I regularly meet pharmacists, lawyers, and MBAs with $200,000 in student loan debt, struggling to pay off interest years after graduation.
When you borrow money to invest in your education, you know paying interest on that student loan debt is just part of the deal. But interest may seem like an abstract notion when you take out a loan for the first time!
Over time, this becomes a force to be reckoned with, especially if you have six-figure student loan debt to pay off. Fortunately, as the student loan market has grown, so have the repayment options available to borrowers.
There is also the option of refinancing using a private loan, given today’s historically low interest rates. Here’s what you need to know about the various repayment plans, as well as refinancing student loans.
The case of refinancing
Refinancing student loans is similar to refinancing a mortgage. If you are able to refinance your student loans at a lower interest rate, you may be able to:
- Save money on total interest
- Make lower monthly payments
- Shorten the term of the loan
- Switch from a fixed rate loan to a variable rate loan, or vice versa
- Simplify your monthly bill with consolidation
Hidden Dangers in Student Loan Debt Repayment Plans
There is a lot of misunderstanding, even among highly trained professionals, about the details surrounding their student loans. To start, many students take out federal student loans.

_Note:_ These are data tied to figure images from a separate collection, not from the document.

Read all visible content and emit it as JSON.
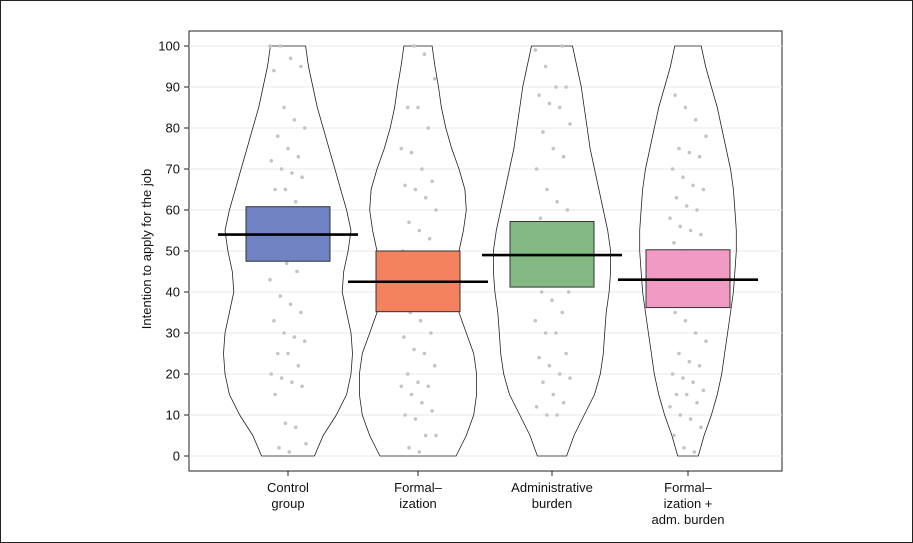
{
  "chart_data": {
    "type": "violin-box",
    "title": "",
    "xlabel": "",
    "ylabel": "Intention to apply for the job",
    "ylim": [
      0,
      100
    ],
    "yticks": [
      0,
      10,
      20,
      30,
      40,
      50,
      60,
      70,
      80,
      90,
      100
    ],
    "grid": true,
    "categories": [
      {
        "lines": [
          "Control",
          "group"
        ]
      },
      {
        "lines": [
          "Formal–",
          "ization"
        ]
      },
      {
        "lines": [
          "Administrative",
          "burden"
        ]
      },
      {
        "lines": [
          "Formal–",
          "ization +",
          "adm. burden"
        ]
      }
    ],
    "groups": [
      {
        "mean": 54,
        "box_low": 47.5,
        "box_high": 60.8,
        "color": "#7082c2",
        "density": [
          [
            0,
            0.09
          ],
          [
            5,
            0.12
          ],
          [
            10,
            0.165
          ],
          [
            15,
            0.2
          ],
          [
            20,
            0.215
          ],
          [
            25,
            0.22
          ],
          [
            30,
            0.215
          ],
          [
            35,
            0.2
          ],
          [
            40,
            0.185
          ],
          [
            45,
            0.19
          ],
          [
            50,
            0.205
          ],
          [
            55,
            0.215
          ],
          [
            60,
            0.2
          ],
          [
            65,
            0.18
          ],
          [
            70,
            0.16
          ],
          [
            75,
            0.14
          ],
          [
            80,
            0.12
          ],
          [
            85,
            0.1
          ],
          [
            90,
            0.085
          ],
          [
            95,
            0.07
          ],
          [
            100,
            0.06
          ]
        ],
        "points": [
          100,
          100,
          97,
          95,
          94,
          85,
          82,
          80,
          78,
          75,
          73,
          72,
          70,
          69,
          68,
          65,
          65,
          62,
          60,
          58,
          56,
          55,
          54,
          52,
          50,
          50,
          48,
          47,
          45,
          43,
          39,
          37,
          35,
          33,
          30,
          29,
          28,
          25,
          25,
          22,
          20,
          19,
          18,
          17,
          15,
          8,
          7,
          3,
          2,
          1
        ]
      },
      {
        "mean": 42.5,
        "box_low": 35.2,
        "box_high": 50,
        "color": "#f4825f",
        "density": [
          [
            0,
            0.13
          ],
          [
            5,
            0.165
          ],
          [
            10,
            0.19
          ],
          [
            15,
            0.2
          ],
          [
            20,
            0.2
          ],
          [
            25,
            0.19
          ],
          [
            30,
            0.165
          ],
          [
            35,
            0.14
          ],
          [
            40,
            0.13
          ],
          [
            45,
            0.13
          ],
          [
            50,
            0.14
          ],
          [
            55,
            0.155
          ],
          [
            60,
            0.165
          ],
          [
            65,
            0.16
          ],
          [
            70,
            0.14
          ],
          [
            75,
            0.115
          ],
          [
            80,
            0.095
          ],
          [
            85,
            0.08
          ],
          [
            90,
            0.07
          ],
          [
            95,
            0.058
          ],
          [
            100,
            0.048
          ]
        ],
        "points": [
          100,
          98,
          92,
          85,
          85,
          80,
          75,
          74,
          70,
          67,
          66,
          65,
          63,
          60,
          57,
          55,
          53,
          50,
          49,
          48,
          45,
          44,
          42,
          40,
          38,
          35,
          33,
          30,
          29,
          26,
          25,
          22,
          20,
          18,
          17,
          17,
          15,
          13,
          11,
          10,
          9,
          5,
          5,
          2,
          1
        ]
      },
      {
        "mean": 49,
        "box_low": 41.2,
        "box_high": 57.2,
        "color": "#85b983",
        "density": [
          [
            0,
            0.05
          ],
          [
            5,
            0.075
          ],
          [
            10,
            0.11
          ],
          [
            15,
            0.145
          ],
          [
            20,
            0.165
          ],
          [
            25,
            0.175
          ],
          [
            30,
            0.18
          ],
          [
            35,
            0.185
          ],
          [
            40,
            0.195
          ],
          [
            45,
            0.2
          ],
          [
            50,
            0.2
          ],
          [
            55,
            0.19
          ],
          [
            60,
            0.175
          ],
          [
            65,
            0.16
          ],
          [
            70,
            0.145
          ],
          [
            75,
            0.13
          ],
          [
            80,
            0.12
          ],
          [
            85,
            0.11
          ],
          [
            90,
            0.1
          ],
          [
            95,
            0.085
          ],
          [
            100,
            0.07
          ]
        ],
        "points": [
          100,
          99,
          95,
          90,
          90,
          88,
          86,
          85,
          81,
          79,
          75,
          73,
          70,
          65,
          62,
          60,
          58,
          55,
          53,
          50,
          49,
          48,
          47,
          45,
          43,
          42,
          40,
          40,
          38,
          35,
          33,
          30,
          30,
          25,
          24,
          22,
          20,
          19,
          18,
          15,
          13,
          12,
          10,
          10
        ]
      },
      {
        "mean": 43,
        "box_low": 36.2,
        "box_high": 50.3,
        "color": "#f09ac4",
        "density": [
          [
            0,
            0.035
          ],
          [
            5,
            0.055
          ],
          [
            10,
            0.08
          ],
          [
            15,
            0.1
          ],
          [
            20,
            0.115
          ],
          [
            25,
            0.125
          ],
          [
            30,
            0.135
          ],
          [
            35,
            0.145
          ],
          [
            40,
            0.155
          ],
          [
            45,
            0.16
          ],
          [
            50,
            0.165
          ],
          [
            55,
            0.165
          ],
          [
            60,
            0.16
          ],
          [
            65,
            0.155
          ],
          [
            70,
            0.145
          ],
          [
            75,
            0.13
          ],
          [
            80,
            0.115
          ],
          [
            85,
            0.1
          ],
          [
            90,
            0.08
          ],
          [
            95,
            0.06
          ],
          [
            100,
            0.045
          ]
        ],
        "points": [
          88,
          85,
          82,
          78,
          75,
          74,
          73,
          70,
          68,
          66,
          65,
          63,
          61,
          60,
          58,
          56,
          55,
          54,
          52,
          50,
          48,
          47,
          45,
          44,
          42,
          40,
          39,
          38,
          37,
          35,
          33,
          30,
          28,
          25,
          23,
          22,
          20,
          19,
          18,
          16,
          15,
          15,
          13,
          12,
          10,
          9,
          7,
          5,
          2,
          1
        ]
      }
    ]
  }
}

Federal loans offer a few different repayment options not available with private lenders, including a graduated repayment plan where payments start small and increase over time.
There are also income-oriented repayment plans that allow borrowers with high debt-to-equity ratios to make lower monthly payments, with remaining principal potentially forfeitable after 20 to 25 years.
The problem with relying too much on the details presented by the government is that the rules can change. Over a 25-year payback, you have the potential for seven different presidents and 13 different sessions of Congress!
Some borrowers may choose to refinance federal student loans using a private lender. While this may lead to a lower interest rate or better terms, it may mean sacrificing some of the protections built into federal student loans and the associated repayment plan.
The wisdom of professional help
It is confusing, complicated and time consuming to understand all the details and competing factors that can affect student loan repayment. Especially if you have already spent years studying law, medicine or business.
This is an area where a specialist, such as a financial planner, can help you. After all, the consequences of one misstep can cost you dearly, potentially thousands of dollars in interest.
No matter how confusing your student loan debt seems, an experienced financial planner can help you develop a detailed, personalized plan. Think about it, all the money you can save can be reallocated to a better quality of life. Whether it’s buying a house, buying a business, starting a family or increasing your wealth!